France braces for national transport strike Tuesday

3rd October 2005, Comments 0 comments

PARIS, Oct 3 (AFP) - A one-day national strike is to cause widespread transport disruption in France Tuesday, with around half domestic rail and metro services cut and several flights affected, authorities said.

PARIS, Oct 3 (AFP) - A one-day national strike is to cause widespread transport disruption in France Tuesday, with around half domestic rail and metro services cut and several flights affected, authorities said.

The stoppage -- called by six unions to push for public sector pay rises and to protest government labour policies -- will have only limited impact on international travel to and from France, however.

All Eurostar trains between Paris and Brussels or London will be operating normally except the first to leave the French capital, which has been cancelled.

Air France said all its long-haul flights will take off as scheduled, with the brunt of the strike being felt on its domestic and, to a lesser extent, on its medium-haul services.

The state rail company SNCF said the train situation would be more dramatic, with the strike starting to bite from late Monday.

Only 60 percent of its TGV high-speed trains will be running, and only 40 percent of regular services.

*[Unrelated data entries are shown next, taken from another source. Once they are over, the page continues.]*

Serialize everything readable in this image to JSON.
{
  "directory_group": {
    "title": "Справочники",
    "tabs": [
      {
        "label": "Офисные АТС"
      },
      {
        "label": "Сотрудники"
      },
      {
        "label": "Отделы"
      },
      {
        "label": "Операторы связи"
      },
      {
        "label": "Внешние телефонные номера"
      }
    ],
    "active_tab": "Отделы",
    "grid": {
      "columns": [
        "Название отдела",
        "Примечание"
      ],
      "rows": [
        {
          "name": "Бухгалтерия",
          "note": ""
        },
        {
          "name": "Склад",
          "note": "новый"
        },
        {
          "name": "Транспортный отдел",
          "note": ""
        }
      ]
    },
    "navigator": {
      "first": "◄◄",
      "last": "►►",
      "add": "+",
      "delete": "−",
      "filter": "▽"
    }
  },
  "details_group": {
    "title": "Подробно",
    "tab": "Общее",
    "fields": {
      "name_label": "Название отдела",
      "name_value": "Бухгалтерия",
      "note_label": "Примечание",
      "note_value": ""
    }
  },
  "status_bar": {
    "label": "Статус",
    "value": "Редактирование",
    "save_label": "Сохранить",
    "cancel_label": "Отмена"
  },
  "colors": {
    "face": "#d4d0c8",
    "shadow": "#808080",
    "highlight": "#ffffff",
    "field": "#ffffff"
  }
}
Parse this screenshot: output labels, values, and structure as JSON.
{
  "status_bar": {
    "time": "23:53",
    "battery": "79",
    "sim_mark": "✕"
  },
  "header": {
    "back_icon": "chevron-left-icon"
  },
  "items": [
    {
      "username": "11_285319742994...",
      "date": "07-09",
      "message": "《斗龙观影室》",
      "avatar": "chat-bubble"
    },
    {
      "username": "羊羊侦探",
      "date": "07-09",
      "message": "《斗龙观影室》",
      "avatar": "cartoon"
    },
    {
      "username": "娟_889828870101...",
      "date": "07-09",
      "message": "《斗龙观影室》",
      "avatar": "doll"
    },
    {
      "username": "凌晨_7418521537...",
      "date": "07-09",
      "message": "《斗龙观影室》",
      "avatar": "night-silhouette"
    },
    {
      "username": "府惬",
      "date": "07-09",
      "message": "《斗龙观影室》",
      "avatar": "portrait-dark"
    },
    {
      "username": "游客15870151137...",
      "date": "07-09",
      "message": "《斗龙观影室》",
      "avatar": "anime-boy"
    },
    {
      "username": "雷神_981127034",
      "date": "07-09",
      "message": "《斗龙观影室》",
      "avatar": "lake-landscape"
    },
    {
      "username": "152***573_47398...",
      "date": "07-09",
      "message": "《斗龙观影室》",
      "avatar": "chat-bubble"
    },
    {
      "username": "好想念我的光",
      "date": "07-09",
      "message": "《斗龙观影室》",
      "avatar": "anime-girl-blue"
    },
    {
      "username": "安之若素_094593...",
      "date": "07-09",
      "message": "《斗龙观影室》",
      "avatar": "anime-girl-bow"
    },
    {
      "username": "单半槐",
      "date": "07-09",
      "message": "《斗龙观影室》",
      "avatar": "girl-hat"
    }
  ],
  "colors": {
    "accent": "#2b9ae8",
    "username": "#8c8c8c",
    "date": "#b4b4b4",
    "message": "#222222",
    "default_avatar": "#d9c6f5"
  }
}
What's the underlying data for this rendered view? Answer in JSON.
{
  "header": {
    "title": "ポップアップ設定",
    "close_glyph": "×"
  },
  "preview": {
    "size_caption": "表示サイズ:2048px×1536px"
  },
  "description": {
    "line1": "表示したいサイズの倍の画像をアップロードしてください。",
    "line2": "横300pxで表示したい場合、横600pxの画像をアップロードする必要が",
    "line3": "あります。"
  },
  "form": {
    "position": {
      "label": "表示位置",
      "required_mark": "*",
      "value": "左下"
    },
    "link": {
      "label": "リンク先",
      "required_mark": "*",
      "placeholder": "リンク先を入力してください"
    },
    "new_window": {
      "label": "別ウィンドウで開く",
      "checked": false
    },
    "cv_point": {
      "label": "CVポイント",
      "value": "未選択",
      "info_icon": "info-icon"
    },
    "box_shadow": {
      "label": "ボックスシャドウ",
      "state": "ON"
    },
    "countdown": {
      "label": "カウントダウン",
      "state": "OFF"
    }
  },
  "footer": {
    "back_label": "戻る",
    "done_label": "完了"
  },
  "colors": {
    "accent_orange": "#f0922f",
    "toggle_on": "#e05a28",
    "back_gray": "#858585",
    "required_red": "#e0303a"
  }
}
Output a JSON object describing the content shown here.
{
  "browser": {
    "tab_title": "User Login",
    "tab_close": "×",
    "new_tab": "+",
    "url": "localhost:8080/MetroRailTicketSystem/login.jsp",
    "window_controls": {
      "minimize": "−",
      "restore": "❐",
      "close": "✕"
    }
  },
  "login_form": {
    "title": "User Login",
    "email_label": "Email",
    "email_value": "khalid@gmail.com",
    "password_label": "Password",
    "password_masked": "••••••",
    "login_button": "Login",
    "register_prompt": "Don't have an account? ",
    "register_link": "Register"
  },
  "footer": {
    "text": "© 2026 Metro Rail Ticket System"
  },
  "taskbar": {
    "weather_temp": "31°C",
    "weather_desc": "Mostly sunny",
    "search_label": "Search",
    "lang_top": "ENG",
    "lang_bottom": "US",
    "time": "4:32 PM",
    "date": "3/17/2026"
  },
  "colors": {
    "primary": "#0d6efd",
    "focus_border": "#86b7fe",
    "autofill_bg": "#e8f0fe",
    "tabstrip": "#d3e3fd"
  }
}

One train in three on the suburban lines serving Paris will be operating. Freight services will be cut in half.

The Paris metro and bus system will be reduced overall by 50 percent.

Road traffic was likely to be extremely dense as commuters took their cars, and major snarls were expected in the capital. Many motorways will be free of charge as toll staff stay away.

The strike was to be the first test of a new rule adopted in June by the STIF, a federation of public transport providers in the Paris area, which requires a minimum service on metro and regional rail lines during strikes. Previous stoppages all but paralysed the capital.

Hundreds of thousands are predicted at some 140 demonstrations across the country, as protesters demand pay increases, investment in public services, an end to privatisations, and the withdrawal of a new jobs contract that makes it easier for employers to hire and fire.

Widespread work stoppages are likely in the public sector, notably in national and local government, schools and post offices, but unions said many private businesses will also be hit as staff give vent to growing concerns over job security and the cost of living.

The five union federations that called the day of action were boosted by an opinion poll in L'Humanité newspaper -- which is close to the Communist party -- showing that 74 percent of the public have sympathy with their cause.

Another survey in Le Journal du Dimanche newspaper indicated that 57 percent have "confidence" in the union movement -- an increase of eight points from early last year.

The protests also received backing in a rare show of unity from the main parties of the left and far-left, which said in a statement that action was necessary "to break with the reactionary and ultra-liberal logic of the government".

The Socialist, Communist, Green and Communist Revolutionary League parties demanded the abrogation of a new jobs contract -- introduced recently by decree by Prime Minister Dominique de Villepin -- as well as "measures to stop large scale redundancies and corporate relocalisations, and an end to bargain basement sell-offs of state companies."

The protests come at a sensitive time for de Villepin, who has been rocked onto the back foot by a crisis over the privatisation of the state-owned SNCM ferry company which serves Corsica and north Africa from ports on the Mediterranean coast.

Plans to sell off the heavily-indebted concern sparked days of violence in Corsica, a near-blockade of the island, and the shut-down of the country's largest port of Marseille. Though action was taken this weekend to re-open communications, the situation remains highly volatile.